What are the variables w, h, and dest->width set to?

h=blockIdx.y * blockDim.y + threadIdx.y;

w=blockIdx.x * blockDim.x + threadIdx.x;

dest->width = 64 for my testing

and kernel->width = matrixWidth = 3

Hmm, two comments:

  1. __syncthreads() appears to be unnecessary for the code you post because each thread writes to and reads from a separate shared memory location. (In fact, shared memory is completely unnecessary in this code fragment, but that might be because you deleted some lines to simplify the example for the forum.) __syncthreads() is needed if you are going to have two different threads read and write to the same shared memory location at different points in your code. The execution barrier ensures that all the writes finish before different threads read the values. If each thread reads the same location it wrote to, the barrier is not required.

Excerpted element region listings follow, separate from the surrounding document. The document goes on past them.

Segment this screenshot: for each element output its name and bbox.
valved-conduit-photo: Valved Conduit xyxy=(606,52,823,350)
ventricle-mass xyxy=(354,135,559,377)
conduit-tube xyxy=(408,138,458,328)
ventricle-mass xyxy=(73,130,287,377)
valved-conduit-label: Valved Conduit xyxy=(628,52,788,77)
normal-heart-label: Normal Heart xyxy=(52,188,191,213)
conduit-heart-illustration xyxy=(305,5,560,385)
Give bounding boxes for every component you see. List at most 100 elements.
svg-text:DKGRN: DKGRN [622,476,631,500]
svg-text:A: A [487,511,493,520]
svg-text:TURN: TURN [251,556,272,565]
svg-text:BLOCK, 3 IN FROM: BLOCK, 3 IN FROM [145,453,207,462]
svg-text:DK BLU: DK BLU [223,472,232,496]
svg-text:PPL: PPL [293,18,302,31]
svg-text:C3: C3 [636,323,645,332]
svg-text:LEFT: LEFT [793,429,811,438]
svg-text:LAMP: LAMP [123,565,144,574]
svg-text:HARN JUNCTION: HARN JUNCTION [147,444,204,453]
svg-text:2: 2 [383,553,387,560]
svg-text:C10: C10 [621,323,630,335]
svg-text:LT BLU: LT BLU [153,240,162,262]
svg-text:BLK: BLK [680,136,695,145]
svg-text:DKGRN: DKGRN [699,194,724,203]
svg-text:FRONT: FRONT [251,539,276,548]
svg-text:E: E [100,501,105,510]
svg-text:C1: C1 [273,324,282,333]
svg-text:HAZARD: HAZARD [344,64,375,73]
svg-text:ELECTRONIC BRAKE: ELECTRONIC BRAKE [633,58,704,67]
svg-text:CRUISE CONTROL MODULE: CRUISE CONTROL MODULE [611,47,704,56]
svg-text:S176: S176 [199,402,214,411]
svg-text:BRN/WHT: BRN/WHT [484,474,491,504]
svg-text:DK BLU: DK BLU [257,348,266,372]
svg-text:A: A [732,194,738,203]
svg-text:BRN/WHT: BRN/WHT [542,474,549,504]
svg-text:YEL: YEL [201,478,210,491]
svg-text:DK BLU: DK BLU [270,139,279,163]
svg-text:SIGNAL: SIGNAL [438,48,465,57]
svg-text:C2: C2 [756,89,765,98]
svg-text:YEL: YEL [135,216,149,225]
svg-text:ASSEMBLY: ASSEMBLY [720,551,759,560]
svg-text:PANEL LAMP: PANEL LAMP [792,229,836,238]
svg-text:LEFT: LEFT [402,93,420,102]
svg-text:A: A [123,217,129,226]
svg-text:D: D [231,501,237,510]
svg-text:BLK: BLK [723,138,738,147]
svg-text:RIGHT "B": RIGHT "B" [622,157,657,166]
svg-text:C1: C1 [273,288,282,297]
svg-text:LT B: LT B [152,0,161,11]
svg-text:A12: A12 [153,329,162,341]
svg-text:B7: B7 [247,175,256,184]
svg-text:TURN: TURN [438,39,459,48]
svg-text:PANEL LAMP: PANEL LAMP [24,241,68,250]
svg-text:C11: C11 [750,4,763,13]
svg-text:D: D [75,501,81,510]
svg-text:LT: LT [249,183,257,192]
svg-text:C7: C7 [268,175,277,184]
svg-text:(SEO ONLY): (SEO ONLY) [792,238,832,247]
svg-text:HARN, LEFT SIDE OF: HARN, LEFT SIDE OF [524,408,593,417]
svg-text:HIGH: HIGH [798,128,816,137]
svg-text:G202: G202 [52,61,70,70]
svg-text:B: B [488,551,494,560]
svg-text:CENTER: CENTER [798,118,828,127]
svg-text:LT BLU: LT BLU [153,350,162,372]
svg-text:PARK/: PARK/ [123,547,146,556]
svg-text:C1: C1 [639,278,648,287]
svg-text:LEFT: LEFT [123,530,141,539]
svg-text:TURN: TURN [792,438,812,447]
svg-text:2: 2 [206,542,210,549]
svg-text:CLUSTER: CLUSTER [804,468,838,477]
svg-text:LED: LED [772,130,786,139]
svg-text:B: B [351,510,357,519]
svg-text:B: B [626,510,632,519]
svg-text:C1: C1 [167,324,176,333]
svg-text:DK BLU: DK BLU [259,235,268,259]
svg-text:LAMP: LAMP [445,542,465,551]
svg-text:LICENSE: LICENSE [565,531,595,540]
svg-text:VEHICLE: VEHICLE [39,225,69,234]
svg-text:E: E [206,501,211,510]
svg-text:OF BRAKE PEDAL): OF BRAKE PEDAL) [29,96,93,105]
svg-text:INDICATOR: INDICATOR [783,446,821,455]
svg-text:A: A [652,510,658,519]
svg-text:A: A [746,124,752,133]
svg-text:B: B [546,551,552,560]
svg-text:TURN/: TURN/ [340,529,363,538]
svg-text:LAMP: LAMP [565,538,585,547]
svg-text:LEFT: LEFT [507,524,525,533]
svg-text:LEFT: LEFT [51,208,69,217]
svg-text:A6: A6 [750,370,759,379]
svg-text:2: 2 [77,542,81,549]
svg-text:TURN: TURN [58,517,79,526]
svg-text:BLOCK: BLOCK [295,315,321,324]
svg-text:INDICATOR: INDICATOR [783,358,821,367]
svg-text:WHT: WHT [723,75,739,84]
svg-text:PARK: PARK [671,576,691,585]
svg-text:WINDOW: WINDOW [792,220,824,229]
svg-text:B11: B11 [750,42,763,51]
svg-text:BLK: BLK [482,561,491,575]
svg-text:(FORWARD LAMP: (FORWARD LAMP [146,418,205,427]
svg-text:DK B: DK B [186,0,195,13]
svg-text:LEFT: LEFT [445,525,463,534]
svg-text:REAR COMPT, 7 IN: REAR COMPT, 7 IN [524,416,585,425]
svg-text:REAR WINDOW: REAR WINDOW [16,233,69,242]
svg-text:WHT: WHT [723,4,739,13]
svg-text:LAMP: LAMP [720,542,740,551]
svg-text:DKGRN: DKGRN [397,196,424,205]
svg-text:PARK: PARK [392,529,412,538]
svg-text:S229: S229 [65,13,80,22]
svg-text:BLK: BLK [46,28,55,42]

  2. Adding the __syncthreads() should do nothing to this code, so the fact that you get a wrong answer is still concerning. Do you check for return codes from all the CUDA function calls?

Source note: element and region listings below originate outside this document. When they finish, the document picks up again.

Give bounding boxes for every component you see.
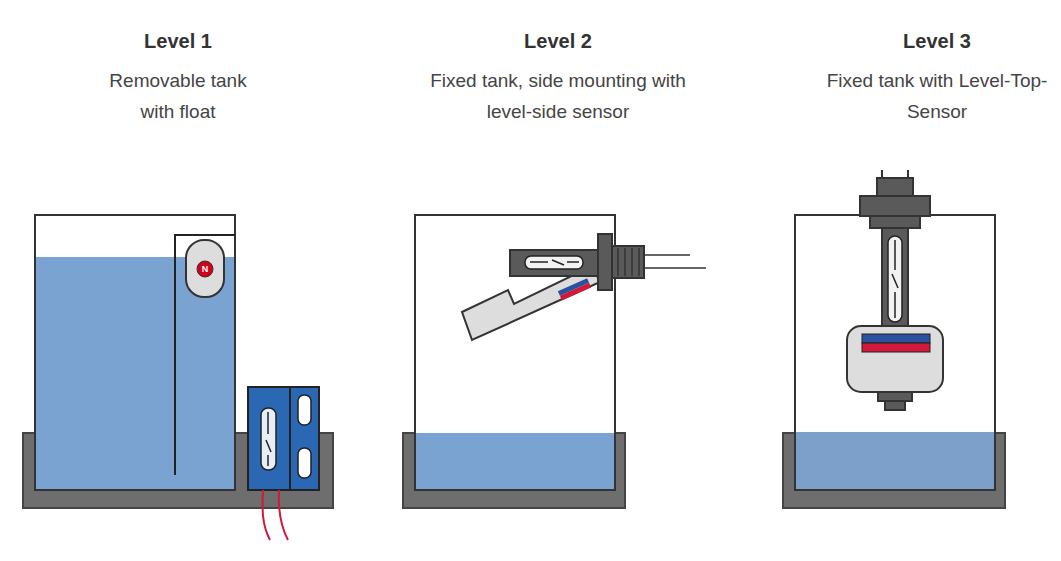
reed-contact xyxy=(567,261,579,263)
tank xyxy=(795,215,995,490)
magnet xyxy=(862,334,930,343)
level-description: Fixed tank, side mounting with level-sid… xyxy=(427,65,689,127)
stop-ring xyxy=(885,401,905,410)
magnet xyxy=(197,261,213,277)
wire xyxy=(263,490,270,540)
reed-contact xyxy=(892,274,898,288)
sensor-stem xyxy=(510,250,600,276)
float-arm xyxy=(462,266,600,340)
level2-figure xyxy=(403,215,706,508)
level-heading: Level 1 xyxy=(78,28,278,54)
mount-slot xyxy=(298,448,311,478)
sensor-flange xyxy=(598,234,612,290)
sensor-body xyxy=(248,387,290,490)
tank xyxy=(415,215,615,490)
reed-contact xyxy=(266,440,271,452)
float xyxy=(847,326,943,392)
nut-ribs xyxy=(618,248,639,276)
nut-rib xyxy=(617,248,619,276)
reed-contact xyxy=(530,261,548,263)
level1-figure xyxy=(23,215,333,540)
sensor-flange xyxy=(290,387,319,490)
wire xyxy=(644,254,690,256)
level-heading: Level 2 xyxy=(458,28,658,54)
nut-rib xyxy=(631,248,633,276)
float xyxy=(186,240,224,297)
magnet-pole: N xyxy=(197,262,213,276)
nut-rib xyxy=(638,248,640,276)
reed-glass xyxy=(261,408,276,470)
reed-glass xyxy=(888,236,902,322)
reed-contact xyxy=(894,292,896,318)
water xyxy=(416,433,614,489)
tank xyxy=(35,215,235,490)
level-description: Fixed tank with Level-Top-Sensor xyxy=(817,65,1057,127)
reed-contact xyxy=(894,240,896,270)
magnet xyxy=(862,343,930,352)
stop-ring xyxy=(878,392,912,401)
wire xyxy=(644,267,706,269)
sensor-head xyxy=(860,196,930,216)
sensor-stem xyxy=(882,228,908,330)
level-description: Removable tank with float xyxy=(92,65,264,127)
nut-rib xyxy=(624,248,626,276)
reed-contact xyxy=(267,455,269,466)
mount-slot xyxy=(298,395,311,425)
water xyxy=(796,432,994,489)
connector xyxy=(877,178,913,197)
wire xyxy=(279,490,288,540)
float-guide xyxy=(175,235,235,475)
level-heading: Level 3 xyxy=(837,28,1037,54)
magnet xyxy=(558,278,591,300)
tray xyxy=(783,433,1005,508)
reed-glass xyxy=(525,256,583,269)
sensor-thread xyxy=(870,216,920,228)
sensor-nut xyxy=(612,246,644,278)
reed-contact xyxy=(552,260,564,265)
level3-figure xyxy=(783,170,1005,508)
tray xyxy=(403,433,625,508)
reed-contact xyxy=(267,412,269,434)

thanks for the fast reply.

I worked on the code some more and found out __syncthreads() wasn’t the source of the problem. I still don’t know what’s causing the problem, however, and my kernel wasn’t returning any errors.

Here’s a little more of my code, hopefully it will help pinpoint the problem.

let me define some variables…

int* sSub = (int*)&sArray;				//shared memory array for sub-sample

	int* sKernel = (int*)&sArray[256*4];	//shared memory array for kernel

        resultIndex = w+h*dest->width;	//for the grid

        sampleIndex = w+h*image->width;	//for the grid

	kernelIndex = threadIdx.x+threadIdx.y*kernel->width;	//for every block

doing this works, it prints out the kernel in every block:

//place kernel in shared memory

	//one kernel in every block, all kernels fit in block

	if(threadIdx.y < kernel->width && threadIdx.x < kernel->width)

		sKernel[kernelIndex] = kernel->matrixGPUelement(kernelIndex);

	

	output[resultIndex]= sKernel[kernelIndex];

doing this works too, it prints out the matrix i’m working with:

//place a submatrix of image into shared memory

	sSub[sampleIndex] = image->matrixGPUelement(sampleIndex);

	output[resultIndex]= sSub[sampleIndex];

but this doesn’t work, which should print out kernels in every block:

//place kernel in shared memory

	//one kernel in every block, all kernels fit in block

	if(threadIdx.y < kernel->width && threadIdx.x < kernel->width)

		sKernel[kernelIndex] = kernel->matrixGPUelement(kernelIndex);

		

	//place a submatrix of image into shared memory

	sSub[sampleIndex] = image->matrixGPUelement(sampleIndex);//I simply added this line of code 

	

	output[resultIndex]= sKernel[kernelIndex];

why does adding that line there mess up my result?

thanks in advance!